Samurai Jack returns in a new five-issue comic book miniseries from IDW Publishing. Written by Jim Zub and drawn by Andy Suriano, Samurai Jack is not merely an adaptation of the cartoon. Because it captures the spirit and look of the original, this comic book IS Samurai Jack. This series focuses on Jack’s quest to gather the Threads of Time, which he can wind into the Rope of Eons and therefore, rewind himself home. He already has one thread.
As Samurai Jack #2 opens, Jack arrives in a small village where he believes he can find another of the Threads of Time. What he finds is a place full of frightened villagers. He discovers that the problem is the village’s so-called protectors, identical twin master martial artists who call themselves “Dis and Dat.”
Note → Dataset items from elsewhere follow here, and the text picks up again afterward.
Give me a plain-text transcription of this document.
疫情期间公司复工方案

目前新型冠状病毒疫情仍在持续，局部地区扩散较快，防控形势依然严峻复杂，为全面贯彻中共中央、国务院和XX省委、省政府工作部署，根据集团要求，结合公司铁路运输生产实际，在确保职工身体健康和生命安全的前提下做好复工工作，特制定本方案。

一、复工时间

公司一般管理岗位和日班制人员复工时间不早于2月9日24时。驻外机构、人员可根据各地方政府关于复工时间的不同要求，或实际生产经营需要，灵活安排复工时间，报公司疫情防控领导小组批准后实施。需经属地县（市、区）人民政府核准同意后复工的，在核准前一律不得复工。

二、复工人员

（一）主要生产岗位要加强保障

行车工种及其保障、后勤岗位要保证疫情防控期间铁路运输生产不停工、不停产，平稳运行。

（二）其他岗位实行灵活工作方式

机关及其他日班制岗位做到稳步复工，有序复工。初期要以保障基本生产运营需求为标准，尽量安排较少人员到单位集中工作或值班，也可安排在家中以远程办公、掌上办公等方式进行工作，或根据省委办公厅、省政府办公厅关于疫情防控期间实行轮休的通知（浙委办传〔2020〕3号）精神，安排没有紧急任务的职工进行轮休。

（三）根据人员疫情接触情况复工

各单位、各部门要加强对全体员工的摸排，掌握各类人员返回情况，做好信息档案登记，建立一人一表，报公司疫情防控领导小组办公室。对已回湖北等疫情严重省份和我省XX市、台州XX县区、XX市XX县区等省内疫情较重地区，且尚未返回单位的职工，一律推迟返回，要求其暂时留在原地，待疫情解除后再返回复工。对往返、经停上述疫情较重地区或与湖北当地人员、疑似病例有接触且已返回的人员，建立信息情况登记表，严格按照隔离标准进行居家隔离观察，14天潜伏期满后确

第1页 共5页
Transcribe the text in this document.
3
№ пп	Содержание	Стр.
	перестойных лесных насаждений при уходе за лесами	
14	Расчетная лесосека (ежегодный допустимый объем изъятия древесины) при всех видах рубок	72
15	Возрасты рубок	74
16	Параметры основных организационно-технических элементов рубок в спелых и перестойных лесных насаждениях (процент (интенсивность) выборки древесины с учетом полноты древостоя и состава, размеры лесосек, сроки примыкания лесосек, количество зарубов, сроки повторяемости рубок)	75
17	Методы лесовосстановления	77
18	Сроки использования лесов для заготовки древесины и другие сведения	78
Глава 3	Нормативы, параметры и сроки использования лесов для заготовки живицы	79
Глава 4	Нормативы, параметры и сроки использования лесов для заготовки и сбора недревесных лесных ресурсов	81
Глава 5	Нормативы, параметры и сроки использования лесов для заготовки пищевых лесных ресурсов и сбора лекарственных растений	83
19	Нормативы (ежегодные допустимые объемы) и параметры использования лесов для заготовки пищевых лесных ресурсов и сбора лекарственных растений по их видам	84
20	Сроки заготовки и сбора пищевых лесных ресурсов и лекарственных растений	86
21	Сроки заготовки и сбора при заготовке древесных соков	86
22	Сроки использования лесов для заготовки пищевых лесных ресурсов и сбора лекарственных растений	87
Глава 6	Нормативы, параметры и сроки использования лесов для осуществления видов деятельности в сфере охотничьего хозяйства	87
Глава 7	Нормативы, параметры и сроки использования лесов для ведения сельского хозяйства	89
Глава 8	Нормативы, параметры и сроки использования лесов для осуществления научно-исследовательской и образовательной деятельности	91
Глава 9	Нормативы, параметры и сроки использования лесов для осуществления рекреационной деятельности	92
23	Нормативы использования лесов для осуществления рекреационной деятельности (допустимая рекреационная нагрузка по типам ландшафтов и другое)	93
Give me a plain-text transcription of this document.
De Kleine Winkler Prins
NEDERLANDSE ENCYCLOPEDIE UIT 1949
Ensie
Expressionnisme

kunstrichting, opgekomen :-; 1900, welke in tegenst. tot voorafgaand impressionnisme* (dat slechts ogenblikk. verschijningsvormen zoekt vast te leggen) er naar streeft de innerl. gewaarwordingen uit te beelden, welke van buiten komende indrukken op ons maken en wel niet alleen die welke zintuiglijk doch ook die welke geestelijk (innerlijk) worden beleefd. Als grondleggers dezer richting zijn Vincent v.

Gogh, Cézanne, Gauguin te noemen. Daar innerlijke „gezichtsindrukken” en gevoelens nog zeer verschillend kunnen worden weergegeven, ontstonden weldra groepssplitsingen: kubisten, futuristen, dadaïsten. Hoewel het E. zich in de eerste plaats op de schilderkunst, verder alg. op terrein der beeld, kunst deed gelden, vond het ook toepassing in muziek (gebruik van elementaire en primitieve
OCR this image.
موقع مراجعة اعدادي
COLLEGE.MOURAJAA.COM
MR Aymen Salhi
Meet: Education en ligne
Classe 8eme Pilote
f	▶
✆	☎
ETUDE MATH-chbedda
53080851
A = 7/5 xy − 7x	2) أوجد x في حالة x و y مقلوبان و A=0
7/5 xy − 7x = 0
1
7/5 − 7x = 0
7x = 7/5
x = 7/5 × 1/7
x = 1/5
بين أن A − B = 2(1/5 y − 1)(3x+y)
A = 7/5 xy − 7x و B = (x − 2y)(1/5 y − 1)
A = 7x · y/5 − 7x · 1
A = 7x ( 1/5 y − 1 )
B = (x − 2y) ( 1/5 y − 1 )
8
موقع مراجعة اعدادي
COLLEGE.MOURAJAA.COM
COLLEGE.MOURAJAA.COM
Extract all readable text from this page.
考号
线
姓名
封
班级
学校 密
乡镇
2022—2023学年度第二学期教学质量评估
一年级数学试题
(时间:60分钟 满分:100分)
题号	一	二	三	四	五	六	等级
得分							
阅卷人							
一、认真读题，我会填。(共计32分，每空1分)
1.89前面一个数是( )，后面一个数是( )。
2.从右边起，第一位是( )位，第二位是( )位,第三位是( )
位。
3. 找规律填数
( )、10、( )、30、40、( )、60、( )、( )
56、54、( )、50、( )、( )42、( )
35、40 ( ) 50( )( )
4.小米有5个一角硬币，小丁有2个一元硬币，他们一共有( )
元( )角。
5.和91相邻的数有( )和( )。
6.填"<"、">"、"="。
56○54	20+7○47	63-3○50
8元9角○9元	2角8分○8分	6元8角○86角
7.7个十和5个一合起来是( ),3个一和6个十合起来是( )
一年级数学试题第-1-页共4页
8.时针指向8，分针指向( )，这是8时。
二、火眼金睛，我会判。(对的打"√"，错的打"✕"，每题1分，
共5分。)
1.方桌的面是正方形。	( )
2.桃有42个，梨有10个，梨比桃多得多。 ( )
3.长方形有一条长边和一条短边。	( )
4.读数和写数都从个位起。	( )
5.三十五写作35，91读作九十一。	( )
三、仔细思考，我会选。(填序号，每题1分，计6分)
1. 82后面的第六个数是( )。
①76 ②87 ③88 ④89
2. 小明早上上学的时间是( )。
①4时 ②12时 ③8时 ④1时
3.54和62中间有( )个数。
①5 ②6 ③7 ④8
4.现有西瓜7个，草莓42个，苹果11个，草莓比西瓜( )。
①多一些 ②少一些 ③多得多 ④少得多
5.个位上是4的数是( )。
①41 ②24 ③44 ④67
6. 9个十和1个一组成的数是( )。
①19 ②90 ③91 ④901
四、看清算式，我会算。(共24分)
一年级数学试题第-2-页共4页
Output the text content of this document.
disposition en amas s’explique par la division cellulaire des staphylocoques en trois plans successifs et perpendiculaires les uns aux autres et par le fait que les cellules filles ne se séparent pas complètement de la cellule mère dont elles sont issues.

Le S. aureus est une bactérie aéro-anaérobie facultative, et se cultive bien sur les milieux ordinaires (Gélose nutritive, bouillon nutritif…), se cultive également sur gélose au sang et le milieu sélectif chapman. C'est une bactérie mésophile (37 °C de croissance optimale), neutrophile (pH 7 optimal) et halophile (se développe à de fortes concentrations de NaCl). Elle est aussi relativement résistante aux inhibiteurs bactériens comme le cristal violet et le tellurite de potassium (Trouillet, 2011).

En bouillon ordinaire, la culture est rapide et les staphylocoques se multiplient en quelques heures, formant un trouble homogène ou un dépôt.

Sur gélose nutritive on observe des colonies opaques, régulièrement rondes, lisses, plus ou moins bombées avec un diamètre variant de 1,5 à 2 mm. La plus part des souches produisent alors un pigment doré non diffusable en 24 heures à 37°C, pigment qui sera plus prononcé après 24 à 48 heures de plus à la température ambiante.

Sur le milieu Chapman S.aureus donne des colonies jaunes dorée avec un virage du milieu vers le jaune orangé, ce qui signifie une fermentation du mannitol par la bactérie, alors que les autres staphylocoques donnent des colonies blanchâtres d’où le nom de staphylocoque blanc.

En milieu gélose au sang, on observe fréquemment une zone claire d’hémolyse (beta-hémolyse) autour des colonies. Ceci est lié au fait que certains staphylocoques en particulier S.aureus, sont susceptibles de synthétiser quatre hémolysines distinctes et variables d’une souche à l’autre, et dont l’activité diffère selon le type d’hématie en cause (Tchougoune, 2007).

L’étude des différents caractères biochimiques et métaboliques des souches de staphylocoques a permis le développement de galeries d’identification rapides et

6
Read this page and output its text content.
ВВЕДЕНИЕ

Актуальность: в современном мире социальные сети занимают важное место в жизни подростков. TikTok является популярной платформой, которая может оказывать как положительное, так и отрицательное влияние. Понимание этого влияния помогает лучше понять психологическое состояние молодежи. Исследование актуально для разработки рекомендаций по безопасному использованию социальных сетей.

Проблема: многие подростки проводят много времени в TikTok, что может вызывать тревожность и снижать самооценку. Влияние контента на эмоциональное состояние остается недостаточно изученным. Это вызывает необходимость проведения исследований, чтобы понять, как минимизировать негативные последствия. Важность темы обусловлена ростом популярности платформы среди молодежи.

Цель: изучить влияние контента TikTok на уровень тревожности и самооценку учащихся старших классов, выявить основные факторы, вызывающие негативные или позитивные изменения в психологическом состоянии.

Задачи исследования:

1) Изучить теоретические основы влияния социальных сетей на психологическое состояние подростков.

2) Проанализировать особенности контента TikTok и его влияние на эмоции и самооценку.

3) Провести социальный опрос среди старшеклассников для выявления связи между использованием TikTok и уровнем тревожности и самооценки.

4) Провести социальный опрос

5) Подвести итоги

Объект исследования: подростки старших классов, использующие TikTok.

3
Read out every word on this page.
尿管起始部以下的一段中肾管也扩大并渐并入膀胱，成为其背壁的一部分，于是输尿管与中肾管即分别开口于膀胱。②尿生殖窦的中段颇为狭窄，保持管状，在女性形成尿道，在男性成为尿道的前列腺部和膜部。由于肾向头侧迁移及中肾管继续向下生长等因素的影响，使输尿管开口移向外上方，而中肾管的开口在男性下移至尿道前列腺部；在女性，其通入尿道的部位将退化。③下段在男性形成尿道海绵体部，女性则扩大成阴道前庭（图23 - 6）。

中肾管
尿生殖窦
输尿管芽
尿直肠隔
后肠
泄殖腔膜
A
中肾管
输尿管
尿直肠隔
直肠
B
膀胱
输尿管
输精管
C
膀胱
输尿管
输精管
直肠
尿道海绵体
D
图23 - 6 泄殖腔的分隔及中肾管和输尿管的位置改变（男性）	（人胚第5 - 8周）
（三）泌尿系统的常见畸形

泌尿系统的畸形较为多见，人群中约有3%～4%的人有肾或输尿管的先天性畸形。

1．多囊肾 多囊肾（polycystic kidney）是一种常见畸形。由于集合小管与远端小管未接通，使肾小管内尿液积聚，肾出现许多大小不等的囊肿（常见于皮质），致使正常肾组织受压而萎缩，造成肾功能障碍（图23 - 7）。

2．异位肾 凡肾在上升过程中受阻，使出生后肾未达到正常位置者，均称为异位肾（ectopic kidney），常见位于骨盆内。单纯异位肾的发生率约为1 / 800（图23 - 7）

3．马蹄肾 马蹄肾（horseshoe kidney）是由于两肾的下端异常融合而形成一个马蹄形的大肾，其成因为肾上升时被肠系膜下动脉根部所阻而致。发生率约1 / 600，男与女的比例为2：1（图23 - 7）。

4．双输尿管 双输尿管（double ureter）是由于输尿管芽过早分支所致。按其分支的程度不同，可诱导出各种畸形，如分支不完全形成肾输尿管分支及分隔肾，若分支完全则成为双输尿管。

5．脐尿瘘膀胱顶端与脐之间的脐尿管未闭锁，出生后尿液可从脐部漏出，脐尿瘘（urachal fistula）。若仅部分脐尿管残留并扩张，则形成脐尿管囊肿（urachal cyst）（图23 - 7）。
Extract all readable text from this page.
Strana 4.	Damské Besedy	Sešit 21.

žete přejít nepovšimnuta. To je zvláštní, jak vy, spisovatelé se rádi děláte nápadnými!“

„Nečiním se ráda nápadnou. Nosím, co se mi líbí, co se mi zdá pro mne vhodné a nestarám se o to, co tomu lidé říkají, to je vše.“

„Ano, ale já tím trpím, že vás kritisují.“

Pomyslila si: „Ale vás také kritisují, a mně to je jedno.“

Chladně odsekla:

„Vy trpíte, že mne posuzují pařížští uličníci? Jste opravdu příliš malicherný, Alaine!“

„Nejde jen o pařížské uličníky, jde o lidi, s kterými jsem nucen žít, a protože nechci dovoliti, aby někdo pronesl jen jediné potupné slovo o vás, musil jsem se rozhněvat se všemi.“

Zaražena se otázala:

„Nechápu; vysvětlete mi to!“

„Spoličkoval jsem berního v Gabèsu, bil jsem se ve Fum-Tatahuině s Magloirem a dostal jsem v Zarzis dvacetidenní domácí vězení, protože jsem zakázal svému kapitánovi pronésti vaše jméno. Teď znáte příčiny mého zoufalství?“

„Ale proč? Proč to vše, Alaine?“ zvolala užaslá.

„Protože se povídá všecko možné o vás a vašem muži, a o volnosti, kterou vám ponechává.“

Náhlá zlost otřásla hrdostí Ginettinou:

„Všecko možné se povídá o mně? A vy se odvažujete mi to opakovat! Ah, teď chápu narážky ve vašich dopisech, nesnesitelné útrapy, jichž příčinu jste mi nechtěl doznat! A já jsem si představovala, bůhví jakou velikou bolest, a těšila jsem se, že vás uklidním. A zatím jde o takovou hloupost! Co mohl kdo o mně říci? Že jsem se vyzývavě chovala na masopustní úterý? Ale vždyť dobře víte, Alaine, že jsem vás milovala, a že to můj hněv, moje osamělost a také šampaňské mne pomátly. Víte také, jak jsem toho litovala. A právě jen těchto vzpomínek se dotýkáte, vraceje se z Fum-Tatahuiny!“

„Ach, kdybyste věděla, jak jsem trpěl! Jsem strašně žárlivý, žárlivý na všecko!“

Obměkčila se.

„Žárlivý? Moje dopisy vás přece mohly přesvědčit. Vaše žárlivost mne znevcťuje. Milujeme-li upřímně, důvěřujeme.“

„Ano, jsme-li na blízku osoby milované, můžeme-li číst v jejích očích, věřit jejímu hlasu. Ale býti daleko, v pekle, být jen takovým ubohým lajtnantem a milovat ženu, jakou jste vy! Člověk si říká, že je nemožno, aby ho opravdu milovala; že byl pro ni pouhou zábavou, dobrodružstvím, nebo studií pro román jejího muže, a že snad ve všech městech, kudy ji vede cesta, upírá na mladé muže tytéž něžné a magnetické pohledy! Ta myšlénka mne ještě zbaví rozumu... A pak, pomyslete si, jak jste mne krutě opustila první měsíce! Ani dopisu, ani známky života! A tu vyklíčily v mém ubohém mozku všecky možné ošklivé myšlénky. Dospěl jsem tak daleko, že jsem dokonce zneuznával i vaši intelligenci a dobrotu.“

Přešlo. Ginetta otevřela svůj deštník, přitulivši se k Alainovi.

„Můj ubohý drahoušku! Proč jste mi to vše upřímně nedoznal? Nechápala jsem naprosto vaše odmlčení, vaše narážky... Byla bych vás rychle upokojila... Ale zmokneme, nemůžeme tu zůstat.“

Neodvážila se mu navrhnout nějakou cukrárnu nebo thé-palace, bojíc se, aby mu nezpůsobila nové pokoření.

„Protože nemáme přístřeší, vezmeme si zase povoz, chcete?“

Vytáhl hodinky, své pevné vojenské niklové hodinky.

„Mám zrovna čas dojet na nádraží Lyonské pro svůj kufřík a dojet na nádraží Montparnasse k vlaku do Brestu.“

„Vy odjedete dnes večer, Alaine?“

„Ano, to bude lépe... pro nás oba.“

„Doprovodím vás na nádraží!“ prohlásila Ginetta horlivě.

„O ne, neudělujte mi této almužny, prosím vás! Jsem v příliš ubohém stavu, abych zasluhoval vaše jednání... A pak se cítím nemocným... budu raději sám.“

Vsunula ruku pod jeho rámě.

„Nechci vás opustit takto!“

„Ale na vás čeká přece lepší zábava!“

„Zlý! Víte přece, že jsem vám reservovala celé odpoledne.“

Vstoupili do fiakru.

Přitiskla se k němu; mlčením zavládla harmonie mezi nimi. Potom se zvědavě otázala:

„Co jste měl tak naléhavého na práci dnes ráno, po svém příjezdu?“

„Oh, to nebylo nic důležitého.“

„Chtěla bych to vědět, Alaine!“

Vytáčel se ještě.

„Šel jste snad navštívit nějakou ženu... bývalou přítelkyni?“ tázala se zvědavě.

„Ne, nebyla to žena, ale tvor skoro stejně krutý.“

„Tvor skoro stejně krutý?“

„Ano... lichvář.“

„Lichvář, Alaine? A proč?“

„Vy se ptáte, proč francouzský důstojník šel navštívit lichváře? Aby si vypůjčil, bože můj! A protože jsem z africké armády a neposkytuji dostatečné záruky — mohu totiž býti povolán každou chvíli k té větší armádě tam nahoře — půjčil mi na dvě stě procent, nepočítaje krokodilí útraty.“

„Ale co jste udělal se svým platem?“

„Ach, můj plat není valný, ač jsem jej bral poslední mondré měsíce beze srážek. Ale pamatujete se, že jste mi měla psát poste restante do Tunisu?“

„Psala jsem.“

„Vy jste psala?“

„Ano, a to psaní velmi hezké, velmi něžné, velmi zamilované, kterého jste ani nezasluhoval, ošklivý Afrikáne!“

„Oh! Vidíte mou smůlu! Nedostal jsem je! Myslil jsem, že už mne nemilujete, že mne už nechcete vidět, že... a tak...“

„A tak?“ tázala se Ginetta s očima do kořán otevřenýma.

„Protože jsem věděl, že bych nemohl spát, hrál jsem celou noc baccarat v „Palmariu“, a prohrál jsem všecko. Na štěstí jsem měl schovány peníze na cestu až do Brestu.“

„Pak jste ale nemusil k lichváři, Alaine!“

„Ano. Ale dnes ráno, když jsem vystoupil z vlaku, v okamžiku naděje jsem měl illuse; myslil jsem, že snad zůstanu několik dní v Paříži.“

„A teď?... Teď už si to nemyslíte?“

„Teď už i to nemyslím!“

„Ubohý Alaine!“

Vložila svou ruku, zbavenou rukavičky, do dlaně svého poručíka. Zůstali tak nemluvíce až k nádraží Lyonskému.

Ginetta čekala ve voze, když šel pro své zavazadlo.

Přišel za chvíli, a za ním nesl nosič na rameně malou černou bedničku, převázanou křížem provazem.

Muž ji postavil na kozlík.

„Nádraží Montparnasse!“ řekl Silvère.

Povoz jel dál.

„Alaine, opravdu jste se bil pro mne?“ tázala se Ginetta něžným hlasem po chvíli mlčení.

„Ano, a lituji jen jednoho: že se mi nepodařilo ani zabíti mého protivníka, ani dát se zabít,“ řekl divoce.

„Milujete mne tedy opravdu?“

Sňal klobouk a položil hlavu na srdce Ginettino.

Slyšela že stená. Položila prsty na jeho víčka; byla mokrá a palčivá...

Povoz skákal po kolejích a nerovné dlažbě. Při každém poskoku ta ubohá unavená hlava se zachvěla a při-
As he did in the first issue, writer Jim Zub maintains the sparkling wit and sly humor that marked the Emmy-winning Samurai Jack television series. Obviously, I’ve read a lot of comic books, and I can say that this is one that captures the feelings I got watching a favorite Saturday morning cartoon. Zub is writing a story that is as true to its source material as the best comic book media tie-ins.
Artist Andy Suriano, a character designer on the original Samurai Jack cartoon, gives this comic book art and graphics that pop off the page. With Josh Burcham’s colors, the art shimmers and glows, which makes reading the story feel like I’m watching a cartoon.
It’s obvious, isn’t it? I love this comic book. It’s one of the best new series of the year. I hope it turns into a regular series.